La presenza (e la prematura partenza) del ministro dell’economia Giovanni Tria all’Ecofin è stata al centro delle attenzioni per la delicata posizione dell’Italia nei confronti dell’Europa in tema di bilancio. Tuttavia la posizione dell’Italia è stata chiara anche su un altro tema per il quale l’Ecofin era chiamato a deliberare, ossia la cosiddetta Web Tax.
La posizione dell’Italia è stata infatti ferma: occorre agire, occorre intervenire; e bisognerebbe farlo a livello europeo, ma se l’Europa non sblocca la situazione allora l’Italia procederà per conto proprio poiché non considera più tollerabile la posizione finanziaria dei big d’oltreoceano nei confronti della concorrenza europea. Su questo l’Italia è chiara da tempo, da ben prima del nuovo Governo gialloverde, ma è altresì chiaro a tutti come soltanto una presa di posizione a livello continentale possa sortire effettivi benefici. La decisione di Tria è dunque una prova di forza, un modo per far capire come su questo fronte l’Italia abbia una volta tanto assunto una presa di posizione più chiara, più netta e più rapida rispetto al resto dell’UE.
La Web Tax italiana era tutto fuorché perfetta, dunque corretta era stata la decisione dell’allora Presidente del Consiglio Matteo Renzi di sospenderne l’applicazione in attesa di una maggior chiarezza sul tema da parte dell’UE. Dall’Ecofin trapelano però nuovamente posizioni distanti da cui scaturisce una preoccupante fase di stallo. E una spaccatura, probabilmente dalle origini ben più profonde rispetto a quanto non trapeli nel circoscritto contesto della Web Tax.
Web Tax: la frattura europea
I problemi sono sorti non tanto sul “se”, ma sul “quando” e sul “come”. Da una parte c’è la Germania (capofila di un gruppo composto anche da paesi quali Svezia, Danimarca e Finlandia), che culla l’ambizione di un allineamento globale alla Web Tax che coinvolta tutti i paesi dell’OCSE: tale traguardo appare ad oggi complesso, insidioso e non certo immediato, ma con un orizzonte applicativo che partirebbe quantomeno dal 2020. Se non si raggiungesse un accordo globale, fanno sapere da Berlino, allora si potrà abbassare l’asticella e procedere con una Web Tax europea.

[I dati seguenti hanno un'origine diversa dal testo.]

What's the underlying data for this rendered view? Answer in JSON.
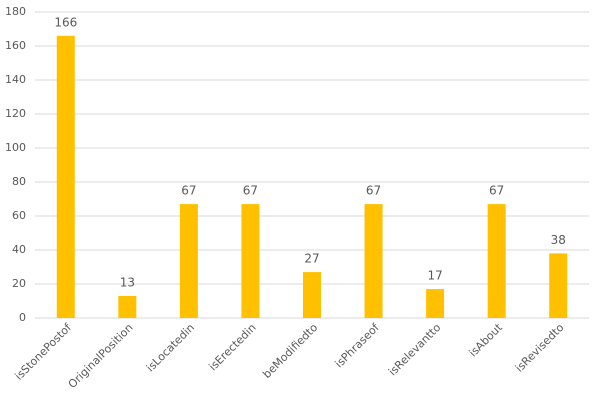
{
  "chart_data": {
    "type": "bar",
    "categories": [
      "isStonePostof",
      "OriginalPosition",
      "isLocatedin",
      "isErectedin",
      "beModifiedto",
      "isPhraseof",
      "isRelevantto",
      "isAbout",
      "isRevisedto"
    ],
    "values": [
      166,
      13,
      67,
      67,
      27,
      67,
      17,
      67,
      38
    ],
    "color": "#ffc000",
    "ylim": [
      0,
      180
    ],
    "yticks": [
      0,
      20,
      40,
      60,
      80,
      100,
      120,
      140,
      160,
      180
    ],
    "grid": true
  }
}
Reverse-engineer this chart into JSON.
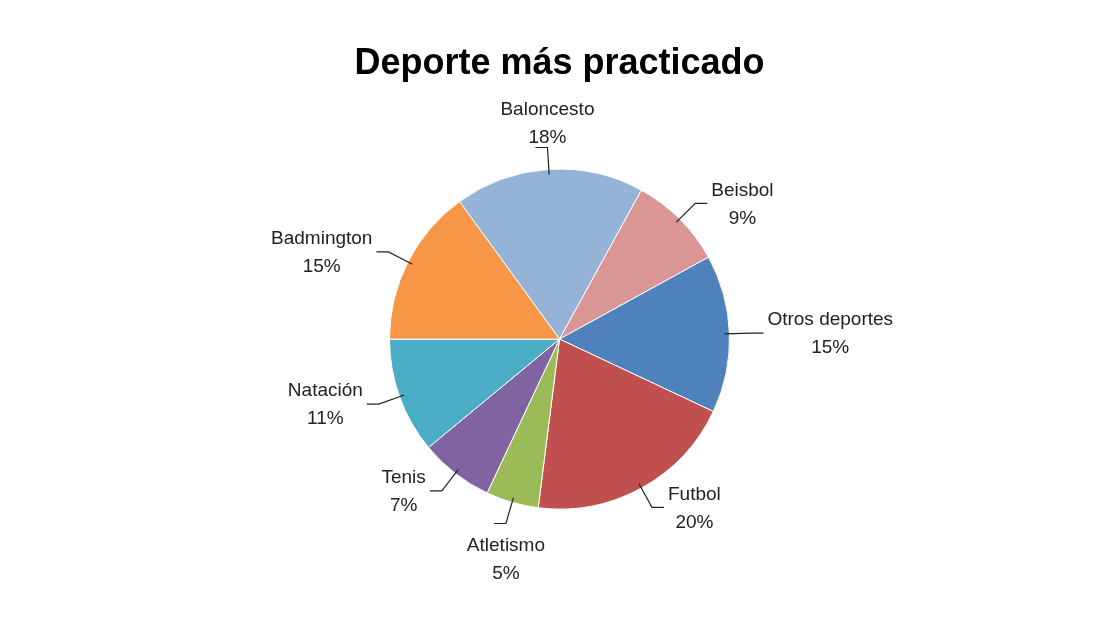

L’approccio italiano, così come quello Francese (puntellato dalla pressione del commissario Moscovici, in questo caso del tutto allineato alla filosofia espressa dal nostro Governo), è invece ben più pragmatico: Web Tax europea subito, così da stabilire un modello che si possa in seguito estendere all’OCSE partendo da una posizione omogenea all’interno del vecchio continente.
I conti sono già stati fatti: considerando una digital tax pari al 3% sui profitti generati tramite business digitali, il gettito arriverebbe a circa 5 miliardi di euro all’anno. In ballo c’è molto più di questo, però: c’è un principio, anzitutto, ma ci sono anche gli equilibri geopolitici con una amministrazione Trump che non fa sconti in tema di dazi. Il braccio di ferro, che appare in gran parte interno al mercato UE, potrebbe dunque essere qualcosa di ben più ampio.
La frattura con la Germania rischia ora di allungare nuovamente i tempi, obiettivo del resto dichiarato da parte di quella fazione che non pone obiettivi prima del 2020. Di qui la decisione di Tria che, prima di lasciare prematuramente l’Ecofin per motivi legati alla Legge di Bilancio italiana, ha messo nero su bianco la posizione italiana: se l’UE vorrà alzare l’asticella con il rischio di non saltare mai, l’Italia è pronta a sganciarsi e ad approvare una propria Web Tax. Che per zoppa e parziale che sia, risulterebbe però un passo avanti rispetto al forzato immobilismo dell’UE.